So, over the last two days one of our locations NTP server seems to be having issues keeping a connection with the monitoring server. The server has been up for just shy of a year now, and previously there were no issues, and nothing in the setup has changed.
We have thousands of active connections, and the server (GPS - Strat 1) is keeping good time, but I just can’t seem to keep a constant connection to the monitoring station.
We’re not experiencing any other network anomalies, and traffic is well below our our line’s capacity.
I’ve been chasing my tail on this most of yesterday and today, but keep coming up empty. Just wondering if anyone has any thoughts on avenues to go down that I may have not yet tried.
So it looked like it was finally going to start behaving again on Sunday… but then the bottom dropped out.
I’m still not experiencing any other network issues, and when I point other external servers to this one, I’m not seeing any connection drops or issues.
Really scratching my head over here on where to look next?
Well, that was interesting… I’m getting error “Could not check NTP status” when I try to add the server. However, my two other servers added in just fine.
This has almost got to be an ISP issue (right?). I’ll try my contact there again.
Thanks @ask , I’ll keep trying to add the server to beta, and keep this updated as findings come in.
Just here to say “me too.” My Dallas Linode is doing ok (score above 10 but seeing more drops than usual), but my server connected through Comcast Business is reported as having all sorts of issues.
Given the heterogenous nature of our affected servers and their myriad paths to the monitoring station, I wonder if it’s a problem with the monitoring station or its ISP.
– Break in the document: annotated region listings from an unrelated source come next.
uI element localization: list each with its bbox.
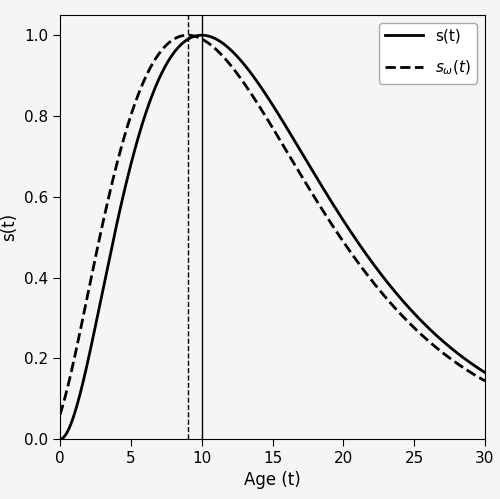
Line: $s_\omega(t)$: $s_\omega(t)$ bbox=[60, 35, 485, 415]
s(t) bbox=[470, 362, 476, 368]
$s_\omega(t)$ bbox=[184, 32, 190, 38]
s(t) bbox=[482, 370, 488, 376]
$s_\omega(t)$ bbox=[470, 371, 476, 377]
s(t) bbox=[57, 436, 63, 442]
$s_\omega(t)$ bbox=[252, 97, 258, 103]
s(t) bbox=[392, 288, 398, 294]
Line: s(t): s(t) bbox=[60, 35, 485, 439]
$s_\omega(t)$ bbox=[470, 371, 476, 377]
$s_\omega(t)$ bbox=[78, 321, 84, 327]
$s_\omega(t)$ bbox=[392, 305, 398, 311]
Y-axis label: s(t): s(t) bbox=[0, 213, 18, 241]
s(t) bbox=[78, 385, 84, 391]
Legend: s(t), $s_\omega(t)$: s(t), $s_\omega(t)$ bbox=[379, 22, 478, 83]
$s_\omega(t)$ bbox=[264, 115, 270, 121]
$s_\omega(t)$ bbox=[482, 378, 488, 384]
s(t) bbox=[470, 361, 476, 367]
s(t) bbox=[252, 76, 258, 82]
s(t) bbox=[264, 93, 270, 99]
s(t) bbox=[198, 32, 204, 38]
X-axis label: Age (t): Age (t) bbox=[244, 472, 301, 490]
$s_\omega(t)$ bbox=[57, 412, 63, 418]
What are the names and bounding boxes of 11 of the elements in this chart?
I updated my first post with a graph that looks further into the past, but you might have to click it since it isn’t served over HTTPS. Both servers were reported as having issues shortly after midnight March 1, but the linode is just less affected.
Hi.
I noticed the same thing myself with two servers in Ireland. One is an EC2 droplet, and the the other is a server behind a business fibre connection. On looking at the monthly system metrics, it is clear that something happened on the 1st of March which affected enough IPv4 servers to register on the overall graph.
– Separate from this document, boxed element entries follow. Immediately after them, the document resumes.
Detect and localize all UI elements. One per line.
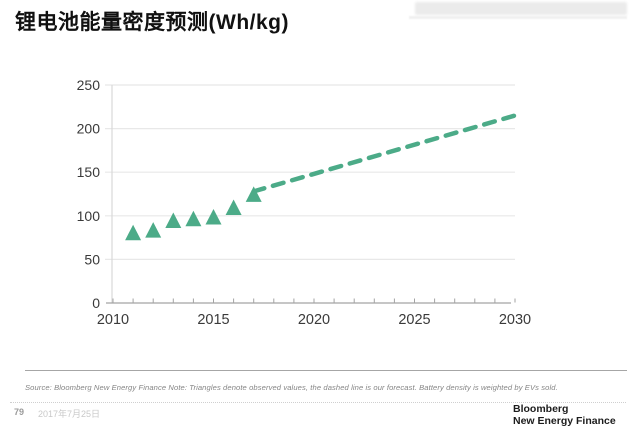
source-note: Source: Bloomberg New Energy Finance Not… [25, 383, 558, 392]
observed-triangle-marker [245, 186, 262, 202]
observed-triangle-marker [205, 209, 222, 225]
brand-line-1: Bloomberg [513, 403, 569, 415]
y-axis-tick-label: 150 [77, 164, 101, 180]
page-number: 79 [14, 407, 25, 417]
x-axis-tick-label: 2025 [398, 312, 430, 328]
energy-density-chart: 0 50 100 150 200 250 2010 2015 2020 2025 2030 [0, 65, 631, 340]
observed-triangle-marker [225, 199, 242, 215]
observed-triangle-marker [125, 224, 142, 241]
y-axis-tick-label: 100 [77, 208, 101, 224]
y-axis-tick-label: 250 [77, 77, 101, 93]
page-title: 锂电池能量密度预测(Wh/kg) [15, 11, 289, 34]
footer-date: 2017年7月25日 [38, 409, 101, 419]
observed-triangle-marker [165, 212, 182, 229]
watermark-smudge [415, 2, 627, 15]
x-axis-tick-label: 2020 [298, 312, 330, 328]
chart-svg: 0 50 100 150 200 250 2010 2015 2020 2025 2030 [77, 77, 531, 328]
forecast-dashed-line [251, 113, 518, 194]
y-axis-tick-label: 200 [77, 121, 101, 137]
observed-triangle-marker [145, 222, 162, 238]
watermark-smudge-underline [409, 16, 627, 19]
bloomberg-nef-logo: Bloomberg New Energy Finance [513, 403, 616, 427]
brand-line-2: New Energy Finance [513, 414, 616, 427]
footer-bottom-divider [10, 402, 626, 403]
x-axis-tick-label: 2015 [197, 312, 229, 328]
y-axis-tick-label: 0 [92, 295, 100, 311]
x-axis-tick-label: 2030 [499, 312, 531, 328]
x-axis-tick-label: 2010 [97, 312, 129, 328]
footer-top-divider [25, 370, 627, 371]
observed-triangle-marker [185, 210, 202, 227]
y-axis-tick-label: 50 [84, 251, 100, 267]
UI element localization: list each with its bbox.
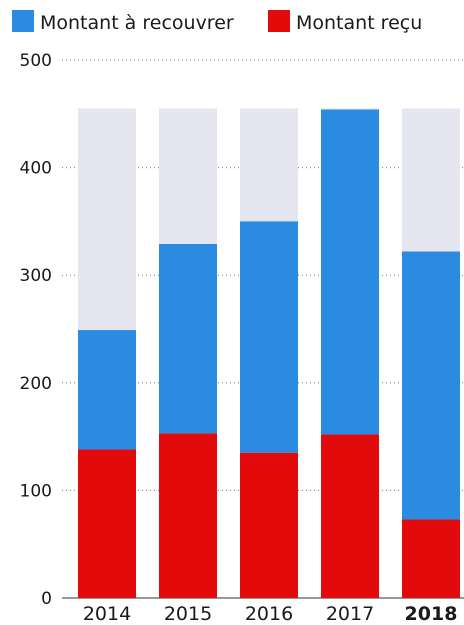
legend: Montant à recouvrer Montant reçu xyxy=(12,10,422,34)
bar-a-recouvrer-2015 xyxy=(159,243,217,434)
y-tick-500: 500 xyxy=(20,51,52,71)
bar-recu-2016 xyxy=(240,452,298,598)
y-axis-ticks: 0 100 200 300 400 500 xyxy=(20,51,52,609)
legend-swatch-0 xyxy=(12,10,34,32)
x-axis-labels: 2014 2015 2016 2017 2018 xyxy=(83,603,458,625)
y-tick-100: 100 xyxy=(20,481,52,501)
bar-recu-2014 xyxy=(78,449,136,598)
y-tick-200: 200 xyxy=(20,374,52,394)
y-tick-0: 0 xyxy=(41,589,52,609)
x-label-2018: 2018 xyxy=(405,603,458,625)
y-tick-400: 400 xyxy=(20,159,52,179)
bar-a-recouvrer-2014 xyxy=(78,330,136,450)
bar-a-recouvrer-2018 xyxy=(402,251,460,520)
x-label-2016: 2016 xyxy=(245,603,293,625)
bar-a-recouvrer-2016 xyxy=(240,221,298,453)
legend-label-1: Montant reçu xyxy=(296,12,422,34)
legend-label-0: Montant à recouvrer xyxy=(40,12,234,34)
legend-swatch-1 xyxy=(268,10,290,32)
x-label-2015: 2015 xyxy=(164,603,212,625)
bars xyxy=(78,109,460,598)
bar-recu-2017 xyxy=(321,434,379,598)
x-label-2014: 2014 xyxy=(83,603,131,625)
bar-recu-2018 xyxy=(402,519,460,598)
bar-recu-2015 xyxy=(159,433,217,598)
y-tick-300: 300 xyxy=(20,266,52,286)
bar-a-recouvrer-2017 xyxy=(321,109,379,435)
x-label-2017: 2017 xyxy=(326,603,374,625)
Time’s telling us it’s still having issues on the new system. If anyone’s on #ntp on freenode there’s been some talk of it there as well.
EDIT: So people don’t have to check both, I think we’ve identified several affected ISPs:
Linode in Dallas
Comcast in Illinois
Comcast in New Mexico
Centurylink in Colorado
Two providers in Ireland
Someone in IRC mentioned that this happens occasionally, and the culprit is a routing/networking issue between the monitoring station’s ISP and parts of the Internet. If it’s not already being done, is there an admin who can work with the monitoring station’s ISP to look into that? Thanks!
EDIT 2018-03-08
My Comcast is doing better over the last 36+ hours, my Linode is still seesawing up and down.
Ok, more info: the problems seem consistently periodic. Things get better around midnight GMT. This seems consistent over the past four days, even on Wednesday which had a smaller peak.
We’ve definitely gotten more emails like this lately, too. Thank you for putting some dates on it and discussing it here. It’s pretty frustrating.
I haven’t had time to dig through the data to try to figure out what the pattern is. Nothing obvious is standing out. We have lost some servers, but it seems to go up and down day by day – http://www.pool.ntp.org/zone
Eventually I’ll get to adding a “automatic traceroute” feature and some code that’ll correlate network paths automatically. Some day, there’s a lot on the todo list.